The latter. The various REPxx prefixes cause a string instruction like SCASB to be repeated until some condition is satisfied.

These date back all the way to the 8086/8088. They were the fastest way to do string operations on those early CPUs, but I don't think this the case on modern CPUs.

https://www.google.com/search?q=intel+rep+prefix

http://wiki.osdev.org/X86-64_Instruction_Encoding#REPNE.2FRE...

https://courses.engr.illinois.edu/ece390/archive/spr2002/boo...

tptacek · on Jan 2, 2017

They're still the x86-64 implementation for things like strlen on a bunch of platforms. They're not always the fastest, but have code size advantages.

http://agner.org/optimize/optimizing_assembly.pdf

Stratoscope · on Jan 2, 2017

That's a really interesting document - I am going to spend some time studying it, thanks!

Good point about the code size. I imagine there are likely to be cases where that would let some algorithm run faster overall because it fits in the instruction cache, even if the string operation considered on its own is slower.

exDM69 · on Jan 2, 2017

> They were the fastest way to do string operations on those early CPUs, but I don't think this the case on modern CPUs.

Modern CPUs still have a fast path for string operations, and I recall hearing that they even had some improvements not too long ago (in Sandy Bridge or other recent arch).

CPUs may be smart enough to detect a memcpy done with a loop, but REPxx is the preferred way - even on modern CPUs.

pvitz · on Jan 2, 2017

I also remember them being called "software machine gun" by Duntemann in his assembly book. Using REP STOSW could save you 5 instructions.

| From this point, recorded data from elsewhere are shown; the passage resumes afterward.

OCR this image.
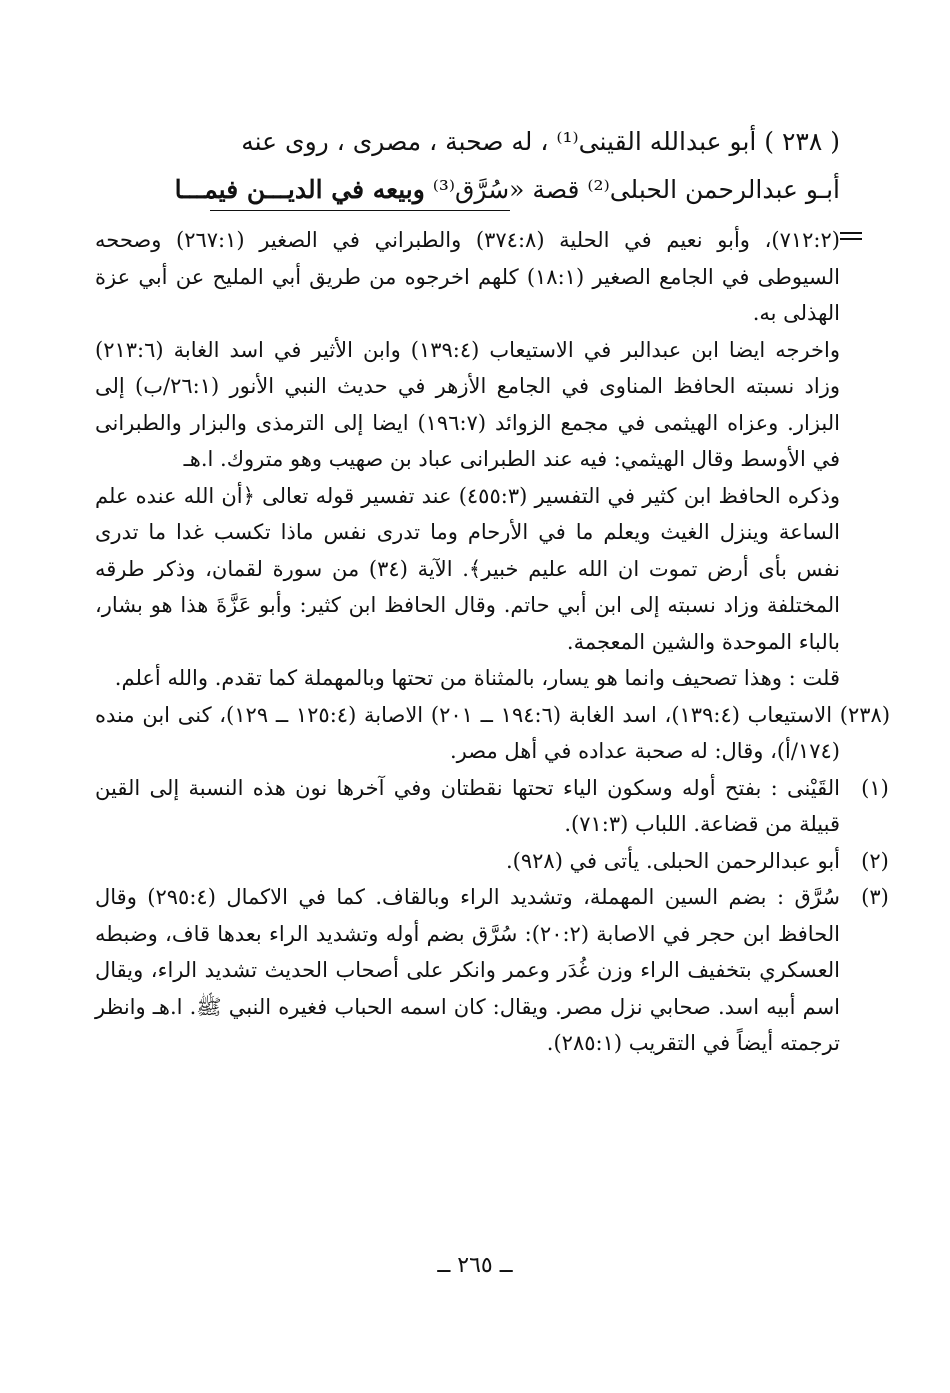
( ٢٣٨ ) أبو عبدالله القينى⁽¹⁾ ، له صحبة ، مصرى ، روى عنه
أبـو عبدالرحمن الحبلى⁽²⁾ قصة «سُرَّق⁽³⁾ وبيعه في الديـــن فيمـــا

(٧١٢:٢)، وأبو نعيم في الحلية (٣٧٤:٨) والطبراني في الصغير (٢٦٧:١) وصححه السيوطى في الجامع الصغير (١٨:١) كلهم اخرجوه من طريق أبي المليح عن أبي عزة الهذلى به.

واخرجه ايضا ابن عبدالبر في الاستيعاب (١٣٩:٤) وابن الأثير في اسد الغابة (٢١٣:٦) وزاد نسبته الحافظ المناوى في الجامع الأزهر في حديث النبي الأنور (٢٦:١/ب) إلى البزار. وعزاه الهيثمى في مجمع الزوائد (١٩٦:٧) ايضا إلى الترمذى والبزار والطبرانى في الأوسط وقال الهيثمي: فيه عند الطبرانى عباد بن صهيب وهو متروك. ا.هـ

وذكره الحافظ ابن كثير في التفسير (٤٥٥:٣) عند تفسير قوله تعالى ﴿أن الله عنده علم الساعة وينزل الغيث ويعلم ما في الأرحام وما تدرى نفس ماذا تكسب غدا ما تدرى نفس بأى أرض تموت ان الله عليم خبير﴾. الآية (٣٤) من سورة لقمان، وذكر طرقه المختلفة وزاد نسبته إلى ابن أبي حاتم. وقال الحافظ ابن كثير: وأبو عَزَّةَ هذا هو بشار، بالباء الموحدة والشين المعجمة.

قلت : وهذا تصحيف وانما هو يسار، بالمثناة من تحتها وبالمهملة كما تقدم. والله أعلم.

(٢٣٨) الاستيعاب (١٣٩:٤)، اسد الغابة (١٩٤:٦ ــ ٢٠١) الاصابة (١٢٥:٤ ــ ١٢٩)، كنى ابن منده (١٧٤/أ)، وقال: له صحبة عداده في أهل مصر.

(١)
القَيْنى : بفتح أوله وسكون الياء تحتها نقطتان وفي آخرها نون هذه النسبة إلى القين قبيلة من قضاعة. اللباب (٧١:٣).

(٢)
أبو عبدالرحمن الحبلى. يأتى في (٩٢٨).

(٣)
سُرَّق : بضم السين المهملة، وتشديد الراء وبالقاف. كما في الاكمال (٢٩٥:٤) وقال الحافظ ابن حجر في الاصابة (٢٠:٢): سُرَّق بضم أوله وتشديد الراء بعدها قاف، وضبطه العسكري بتخفيف الراء وزن غُدَر وعمر وانكر على أصحاب الحديث تشديد الراء، ويقال اسم أبيه اسد. صحابي نزل مصر. ويقال: كان اسمه الحباب فغيره النبي ﷺ. ا.هـ وانظر ترجمته أيضاً في التقريب (٢٨٥:١).

ــ ٢٦٥ ــ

userbinator · on Jan 2, 2017

How is `repne` implemented?

It's a microcode loop. Here is the appropriate pseudocode (this is extracted from the Intel manuals):

http://qcd.phys.cmu.edu/QCDcluster/intel/vtune/reference/vc2...

bdcravens · on Jan 2, 2017

I'm curious as to the why. Kubernetes doesn't keep Kelsey busy enough? :-)

burke · on Jan 2, 2017

Based on his twitter it looks like it was just an interesting thing to learn over the holidays or as a 2017 thing.

mistaken · on Jan 2, 2017

I guess it's because the echo command included in the shell was slow.

pm215 · on Jan 2, 2017

The cost of fork+exec of a separate binary will make even the most efficient possible external echo slower than the shell builtin, I suspect. (This is why echo is a builtin in the first place, though there's no requirement for it to be so.)

jkmcf · on Jan 2, 2017

Kelsey exists purely to make the rest of us feel lazy :)

whym · on Jan 2, 2017

I wonder if the couple of dozens of lines of assembly code could be trivial enough to be public domain. Assuming a straightforward implementation, surely there is far less freedom in expressing the simplest version of the echo program in ASM compared to, say, C?

userbinator · on Jan 2, 2017

surely there is far less freedom in expressing the simplest version of the echo program in ASM compared to, say, C?

I'd say it's the opposite, since it is often the case that more instructions (and thus ways to select and arrange them) are required to express an operation in Asm compared to an HLL like C. This implies that there is room for more creativity when e.g. writing a "Hello world" in Asm vs. C.

exDM69 · on Jan 2, 2017

I'm guessing that the author wants to be sure not to get in trouble with their legal department.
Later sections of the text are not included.